Comedy horrors are by no means easy to pull off – and in most cases, for either aspect to work, the other becomes compromised in the process. However in M. Night Shyamalan’s latest feature The Visit – he’s somehow managed, in quite remarkable fashion, to be neither scary, nor funny.
Presented as a faux-documentary, in the “found footage” style – our entry points are teenagers Rebecca (Olivia DeJonge) and Tyler (Ed Oxenbould) – who have decided to go and visit their grandparents for the first time in their lives. Their mother (Kathryn Hahn) won’t be joining them, following her fall out with her parents two decades earlier – and so waves her two children off as they head out to the sticks. They’re welcomed in by Nana (Deanna Dunagan) and Pop-Pop (Peter McRobbie), and though things begin amicably, Rebecca and Tyler start to get freaked out when they see the elderly couple acting strangely at night, and always after 9.30pm…

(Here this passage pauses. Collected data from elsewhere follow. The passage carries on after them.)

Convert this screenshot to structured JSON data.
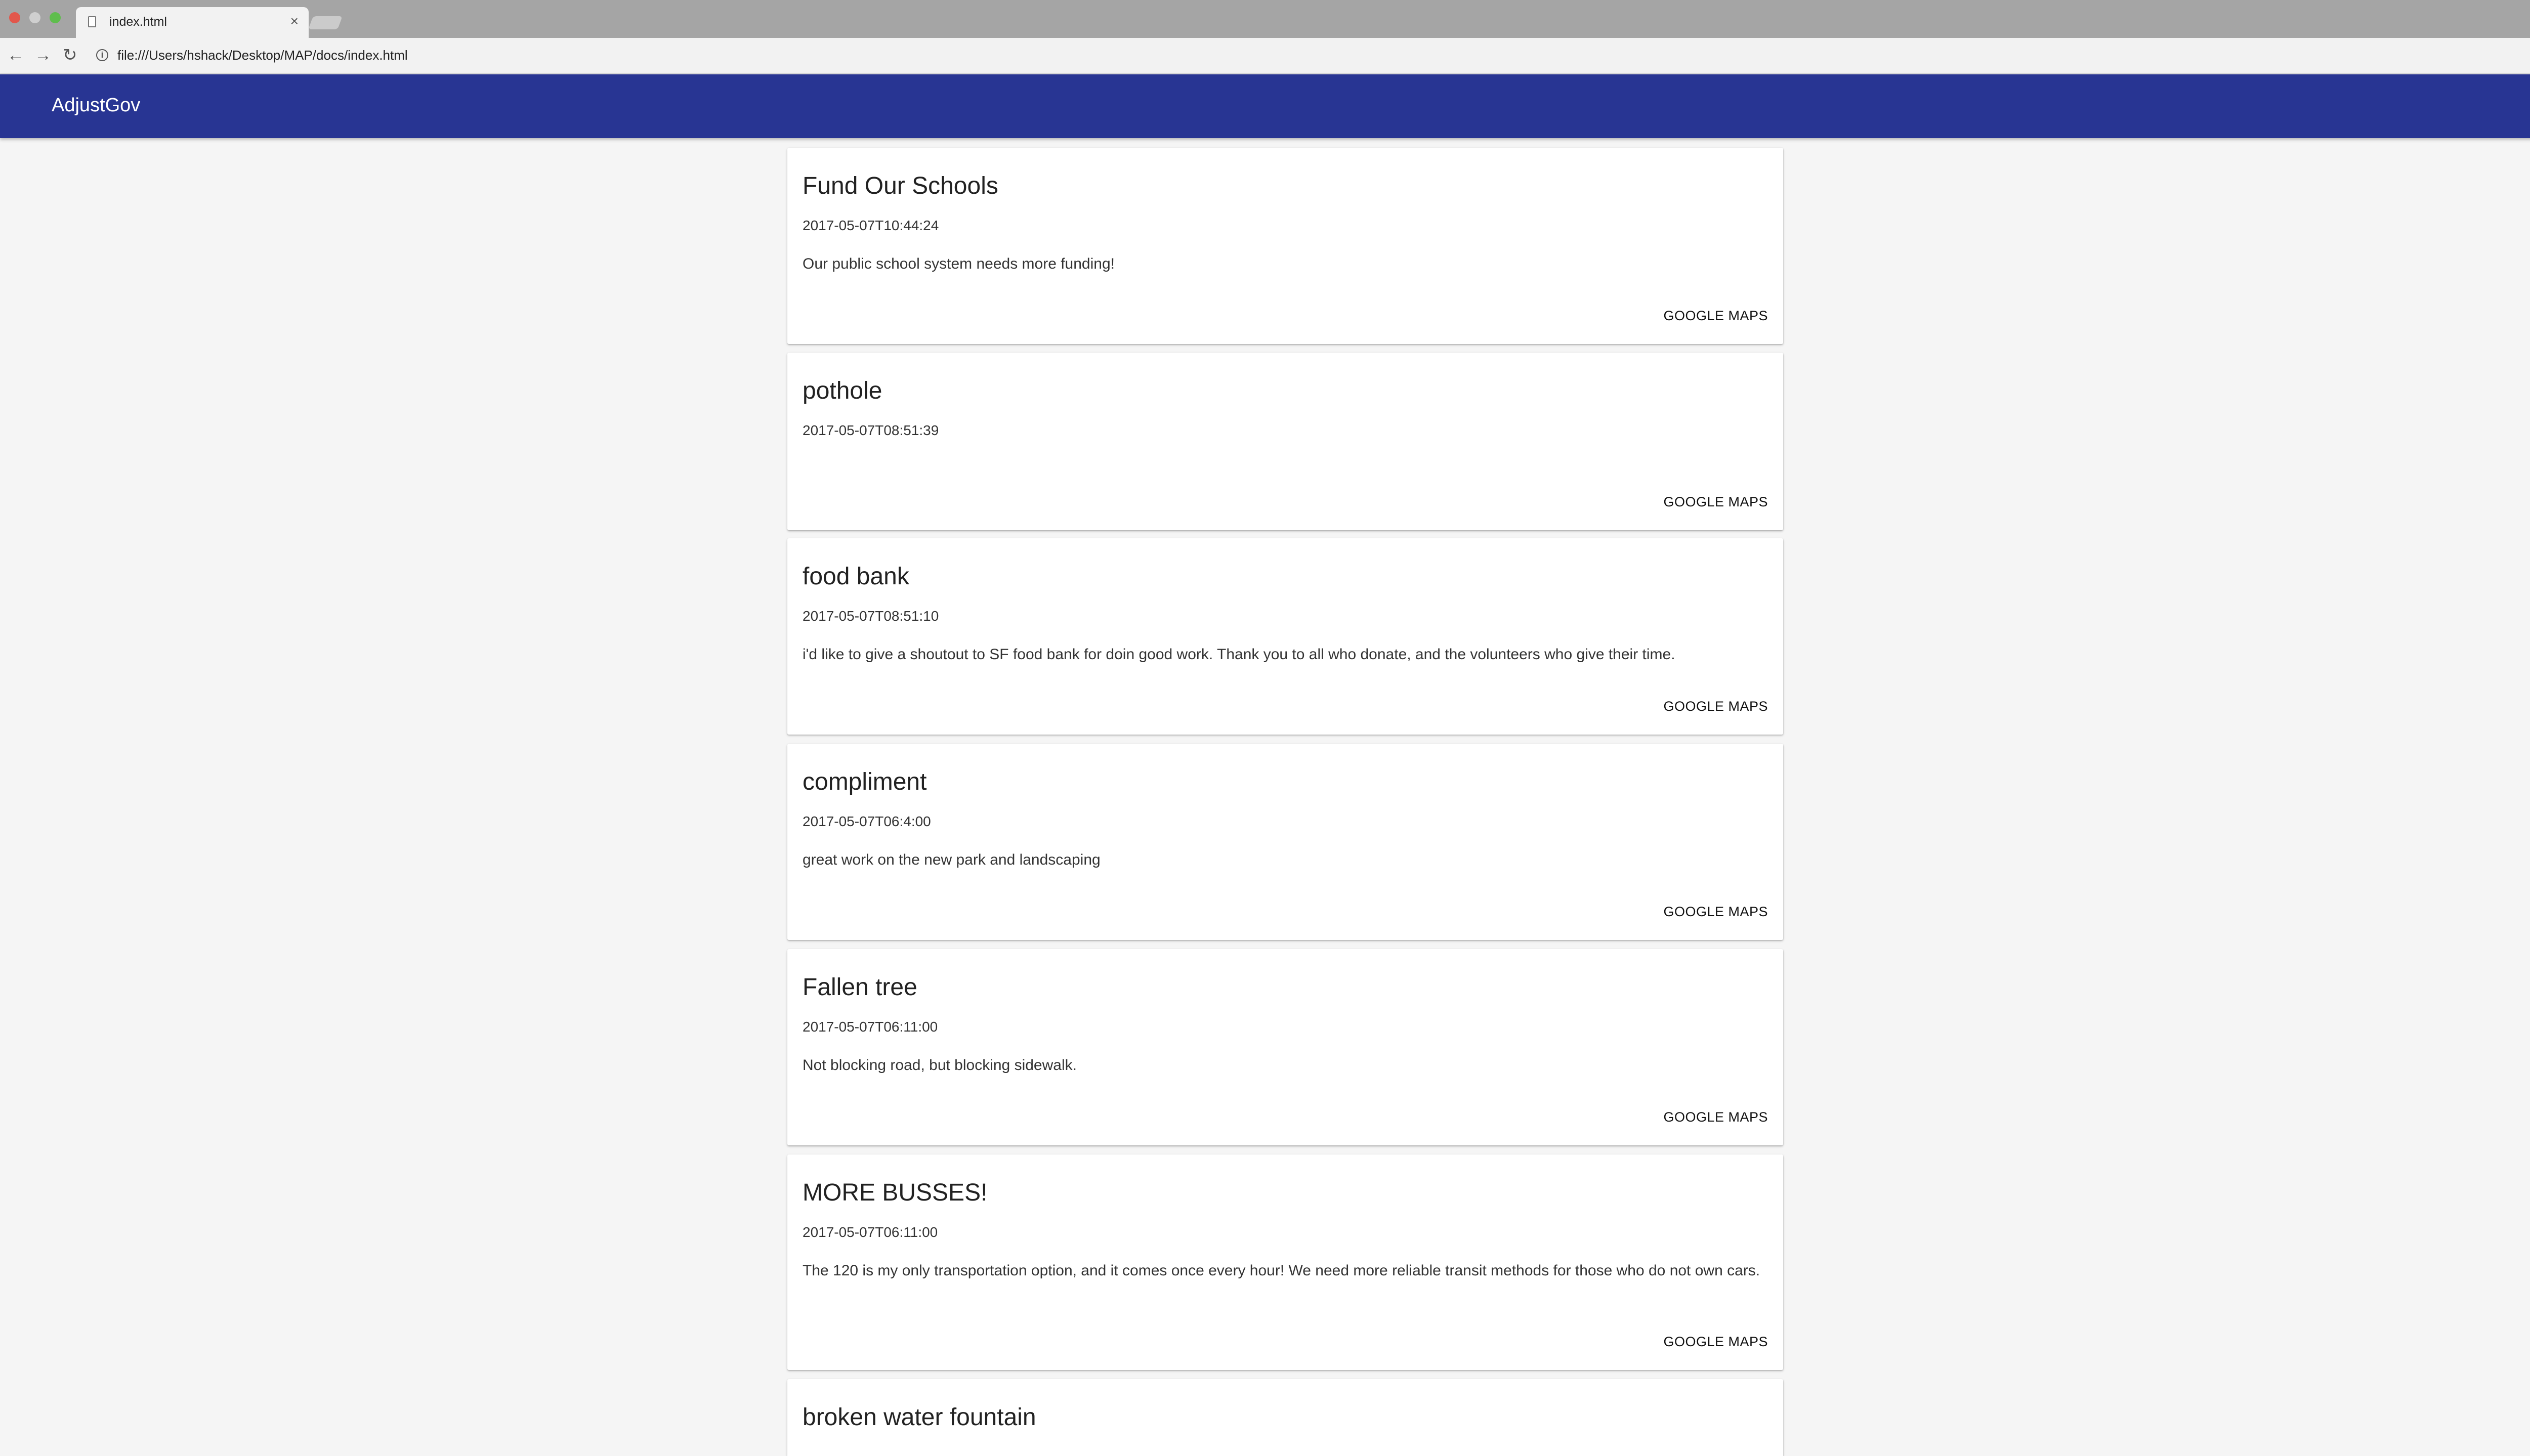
{
  "browser": {
    "tab_title": "index.html",
    "tab_close": "×",
    "url": "file:///Users/hshack/Desktop/MAP/docs/index.html"
  },
  "app": {
    "brand": "AdjustGov"
  },
  "posts": [
    {
      "title": "Fund Our Schools",
      "date": "2017-05-07T10:44:24",
      "body": "Our public school system needs more funding!",
      "action": "GOOGLE MAPS"
    },
    {
      "title": "pothole",
      "date": "2017-05-07T08:51:39",
      "body": "",
      "action": "GOOGLE MAPS"
    },
    {
      "title": "food bank",
      "date": "2017-05-07T08:51:10",
      "body": "i'd like to give a shoutout to SF food bank for doin good work. Thank you to all who donate, and the volunteers who give their time.",
      "action": "GOOGLE MAPS"
    },
    {
      "title": "compliment",
      "date": "2017-05-07T06:4:00",
      "body": "great work on the new park and landscaping",
      "action": "GOOGLE MAPS"
    },
    {
      "title": "Fallen tree",
      "date": "2017-05-07T06:11:00",
      "body": "Not blocking road, but blocking sidewalk.",
      "action": "GOOGLE MAPS"
    },
    {
      "title": "MORE BUSSES!",
      "date": "2017-05-07T06:11:00",
      "body": "The 120 is my only transportation option, and it comes once every hour! We need more reliable transit methods for those who do not own cars.",
      "action": "GOOGLE MAPS"
    },
    {
      "title": "broken water fountain",
      "date": "",
      "body": "",
      "action": ""
    }
  ],
  "colors": {
    "appbar": "#283593",
    "page_bg": "#f5f5f5"
  }
}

Whether you love or loathe his features, one thing you can always say about Shyamalan is that he’s often attempting something creative and unique – but that can’t be said of The Visit. Using such a tired, commonly flawed concept with the found footage angle, he doesn’t do anything to justify taking such a hackneyed approach either, falling in to the same traps often connected with this style, with the consistent “why are they filming right now?” question lingering menacingly over proceedings, and dragging the narrative down – disallowing the chance for the audience to get immersed in this tale.

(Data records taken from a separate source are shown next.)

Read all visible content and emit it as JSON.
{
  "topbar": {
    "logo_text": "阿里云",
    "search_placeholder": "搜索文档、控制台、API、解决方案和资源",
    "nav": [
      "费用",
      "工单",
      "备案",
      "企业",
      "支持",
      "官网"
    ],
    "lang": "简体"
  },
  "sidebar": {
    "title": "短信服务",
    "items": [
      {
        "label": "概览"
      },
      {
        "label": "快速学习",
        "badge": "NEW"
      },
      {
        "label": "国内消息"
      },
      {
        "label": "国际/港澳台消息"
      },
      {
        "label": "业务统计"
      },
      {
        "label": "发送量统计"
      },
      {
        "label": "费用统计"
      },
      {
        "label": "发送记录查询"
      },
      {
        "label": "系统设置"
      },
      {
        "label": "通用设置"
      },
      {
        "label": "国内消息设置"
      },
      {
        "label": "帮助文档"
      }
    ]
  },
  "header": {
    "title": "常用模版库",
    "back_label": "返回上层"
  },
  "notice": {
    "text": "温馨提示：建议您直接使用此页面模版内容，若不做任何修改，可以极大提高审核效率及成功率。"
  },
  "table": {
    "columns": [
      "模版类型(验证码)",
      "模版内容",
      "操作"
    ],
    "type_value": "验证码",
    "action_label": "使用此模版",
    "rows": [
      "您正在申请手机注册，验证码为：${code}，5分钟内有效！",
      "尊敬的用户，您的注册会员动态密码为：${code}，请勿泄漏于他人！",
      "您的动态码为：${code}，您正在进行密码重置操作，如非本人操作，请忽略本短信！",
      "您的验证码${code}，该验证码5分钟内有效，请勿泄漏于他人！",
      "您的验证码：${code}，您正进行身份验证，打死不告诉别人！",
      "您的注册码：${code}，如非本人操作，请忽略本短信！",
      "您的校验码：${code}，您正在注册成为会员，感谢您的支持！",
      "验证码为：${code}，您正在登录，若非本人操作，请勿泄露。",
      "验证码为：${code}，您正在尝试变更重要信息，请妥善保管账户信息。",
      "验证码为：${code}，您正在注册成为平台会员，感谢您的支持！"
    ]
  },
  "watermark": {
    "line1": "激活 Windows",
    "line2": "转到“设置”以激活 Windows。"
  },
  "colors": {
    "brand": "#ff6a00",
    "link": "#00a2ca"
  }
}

When you present your film in this way, you’re selling yourself into the notion of realism, it’s the entire point and what generates the horror and evokes feelings of terror – because the title is under the pretence that what we’re seeing is all genuine footage. So to then make a film that is so challenging to adhere to and abide by, with no commitment whatsoever to naturalism, it’s of great detriment to the viewer’s overall experience.

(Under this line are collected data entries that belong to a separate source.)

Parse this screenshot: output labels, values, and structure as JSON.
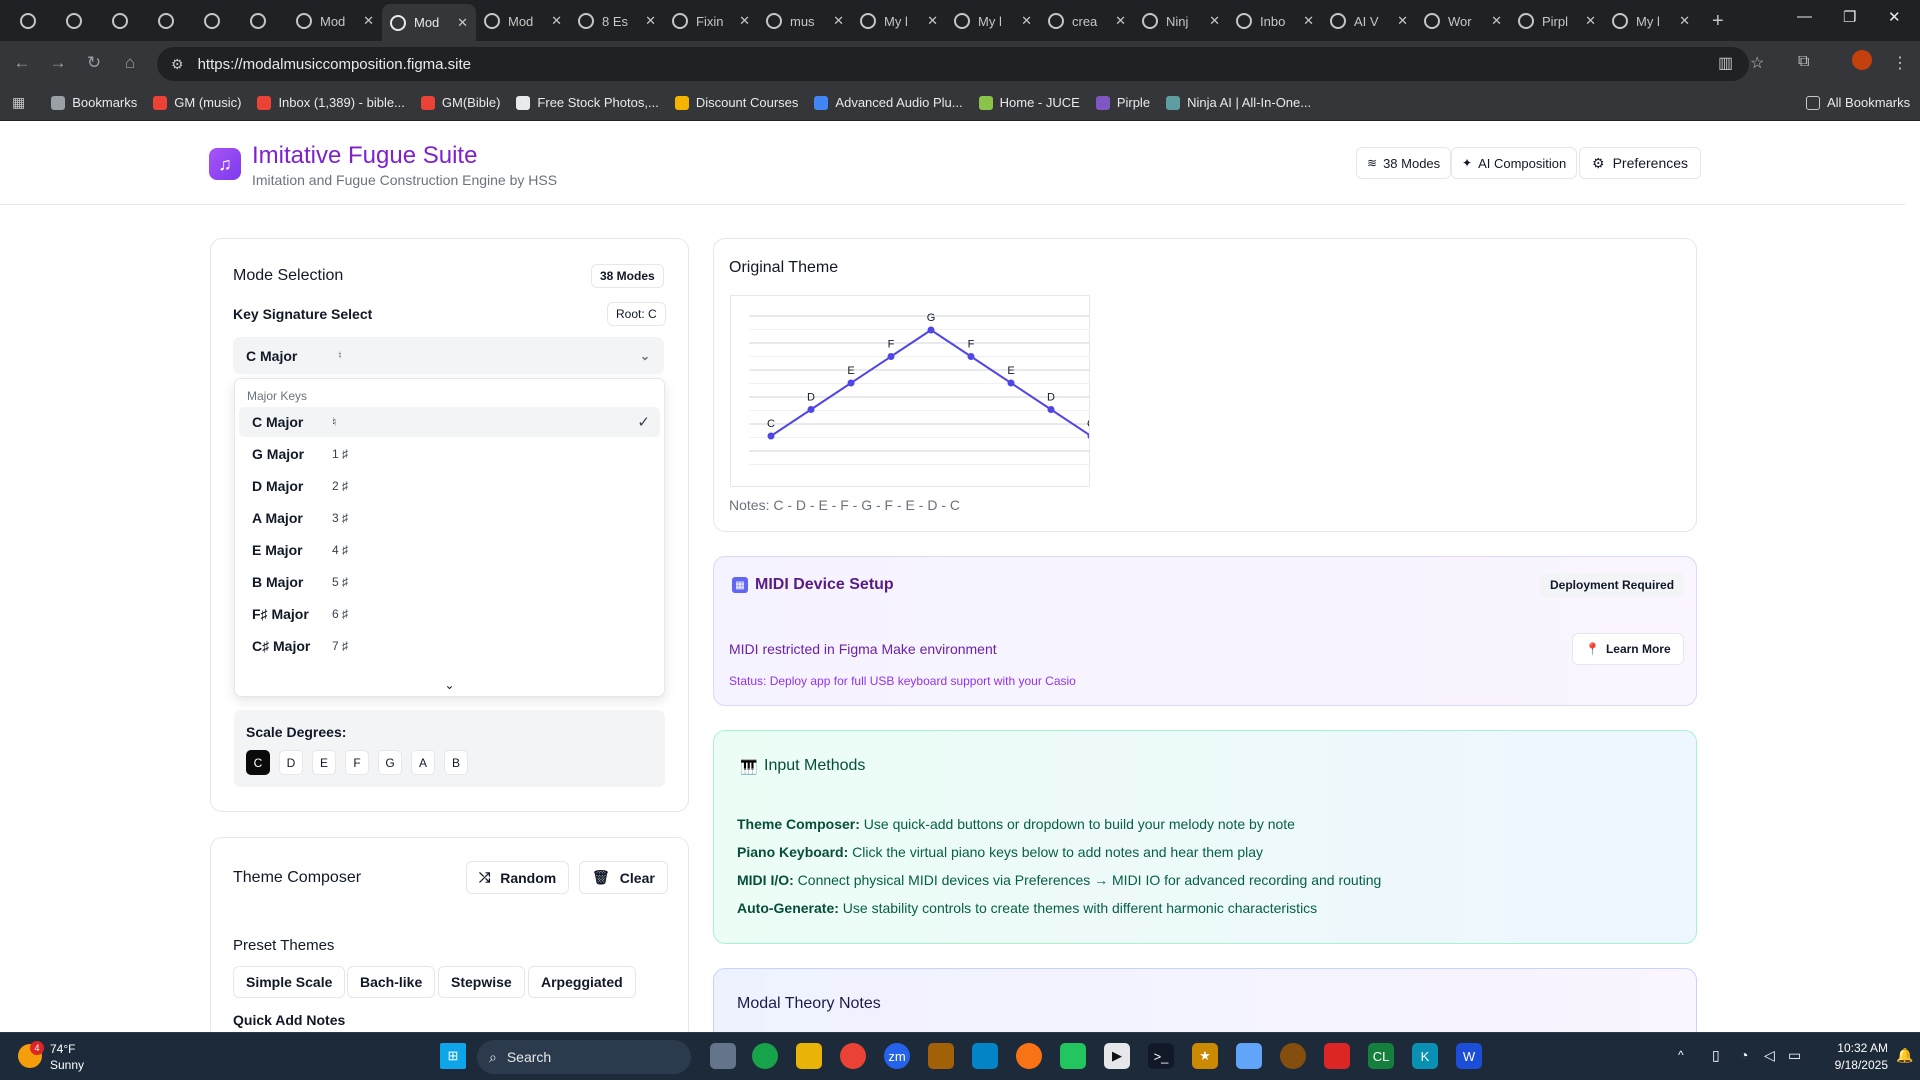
{
  "browser": {
    "tabs": [
      {
        "title": ""
      },
      {
        "title": ""
      },
      {
        "title": ""
      },
      {
        "title": ""
      },
      {
        "title": ""
      },
      {
        "title": ""
      },
      {
        "title": "Mod"
      },
      {
        "title": "Mod"
      },
      {
        "title": "Mod"
      },
      {
        "title": "8 Es"
      },
      {
        "title": "Fixin"
      },
      {
        "title": "mus"
      },
      {
        "title": "My l"
      },
      {
        "title": "My l"
      },
      {
        "title": "crea"
      },
      {
        "title": "Ninj"
      },
      {
        "title": "Inbo"
      },
      {
        "title": "AI V"
      },
      {
        "title": "Wor"
      },
      {
        "title": "Pirpl"
      },
      {
        "title": "My l"
      }
    ],
    "url": "https://modalmusiccomposition.figma.site",
    "bookmarks": [
      {
        "label": "Bookmarks",
        "color": "#9aa0a6"
      },
      {
        "label": "GM (music)",
        "color": "#ea4335"
      },
      {
        "label": "Inbox (1,389) - bible...",
        "color": "#ea4335"
      },
      {
        "label": "GM(Bible)",
        "color": "#ea4335"
      },
      {
        "label": "Free Stock Photos,...",
        "color": "#e8eaed"
      },
      {
        "label": "Discount Courses",
        "color": "#f4b400"
      },
      {
        "label": "Advanced Audio Plu...",
        "color": "#4285f4"
      },
      {
        "label": "Home - JUCE",
        "color": "#8bc34a"
      },
      {
        "label": "Pirple",
        "color": "#7e57c2"
      },
      {
        "label": "Ninja AI | All-In-One...",
        "color": "#5f9ea0"
      }
    ],
    "all_bookmarks": "All Bookmarks"
  },
  "app": {
    "title": "Imitative Fugue Suite",
    "subtitle": "Imitation and Fugue Construction Engine by HSS",
    "header_buttons": {
      "modes": "38 Modes",
      "ai": "AI Composition",
      "prefs": "Preferences"
    }
  },
  "mode_selection": {
    "title": "Mode Selection",
    "badge": "38 Modes",
    "key_label": "Key Signature Select",
    "root_badge": "Root: C",
    "selected": "C Major",
    "selected_acc": "♮",
    "group_label": "Major Keys",
    "options": [
      {
        "name": "C Major",
        "acc": "♮",
        "selected": true
      },
      {
        "name": "G Major",
        "acc": "1 ♯"
      },
      {
        "name": "D Major",
        "acc": "2 ♯"
      },
      {
        "name": "A Major",
        "acc": "3 ♯"
      },
      {
        "name": "E Major",
        "acc": "4 ♯"
      },
      {
        "name": "B Major",
        "acc": "5 ♯"
      },
      {
        "name": "F♯ Major",
        "acc": "6 ♯"
      },
      {
        "name": "C♯ Major",
        "acc": "7 ♯"
      }
    ],
    "scale_label": "Scale Degrees:",
    "scale_degrees": [
      "C",
      "D",
      "E",
      "F",
      "G",
      "A",
      "B"
    ]
  },
  "theme_composer": {
    "title": "Theme Composer",
    "random": "Random",
    "clear": "Clear",
    "presets_label": "Preset Themes",
    "presets": [
      "Simple Scale",
      "Bach-like",
      "Stepwise",
      "Arpeggiated"
    ],
    "quick_add": "Quick Add Notes"
  },
  "original_theme": {
    "title": "Original Theme",
    "notes_text": "Notes: C - D - E - F - G - F - E - D - C",
    "melody": [
      "C",
      "D",
      "E",
      "F",
      "G",
      "F",
      "E",
      "D",
      "C"
    ],
    "line_color": "#4f46e5"
  },
  "midi": {
    "title": "MIDI Device Setup",
    "badge": "Deployment Required",
    "message": "MIDI restricted in Figma Make environment",
    "status": "Status: Deploy app for full USB keyboard support with your Casio",
    "learn_more": "Learn More"
  },
  "input_methods": {
    "title": "Input Methods",
    "items": [
      {
        "label": "Theme Composer:",
        "text": " Use quick-add buttons or dropdown to build your melody note by note"
      },
      {
        "label": "Piano Keyboard:",
        "text": " Click the virtual piano keys below to add notes and hear them play"
      },
      {
        "label": "MIDI I/O:",
        "text": " Connect physical MIDI devices via Preferences → MIDI IO for advanced recording and routing"
      },
      {
        "label": "Auto-Generate:",
        "text": " Use stability controls to create themes with different harmonic characteristics"
      }
    ]
  },
  "theory": {
    "title": "Modal Theory Notes"
  },
  "taskbar": {
    "weather_temp": "74°F",
    "weather_text": "Sunny",
    "weather_badge": "4",
    "search": "Search",
    "time": "10:32 AM",
    "date": "9/18/2025"
  }
}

What doesn’t help matters is that the two protagonists simply don’t converse as normal teenagers do, their dialogue never feels natural – as they speak in such a way that would imply an adult has written it for them (which, you know, is the case). Oxenbould has proven again that he does have a bright future in cinema however, though if we could give the young Australian actor any advice – it would be to never rap on screen again. The most accomplished performance comes from Dunagan, who proves to be a real shining light in this severely underwhelming endeavour. She’s got a vulnerability about her, and not only provides the film with it’s only chilling moments, but also with it’s heart, as there’s something sad about the role of Nana. In the meantime, it is fun how we use elderly symptoms as a horror device too, as their strange behaviour can all be accredited to “being old”, though there is evidently more at play.
But it’s nowhere near enough to make this film in any way watchable. There’s one moment when Tyler, in regards to his older sister’s documentary she’s intent on making, questions whether she “gives a crap about cinematic standards”. A fair question – but one he should really be aiming in the direction of a certain Mr. Shyamalan.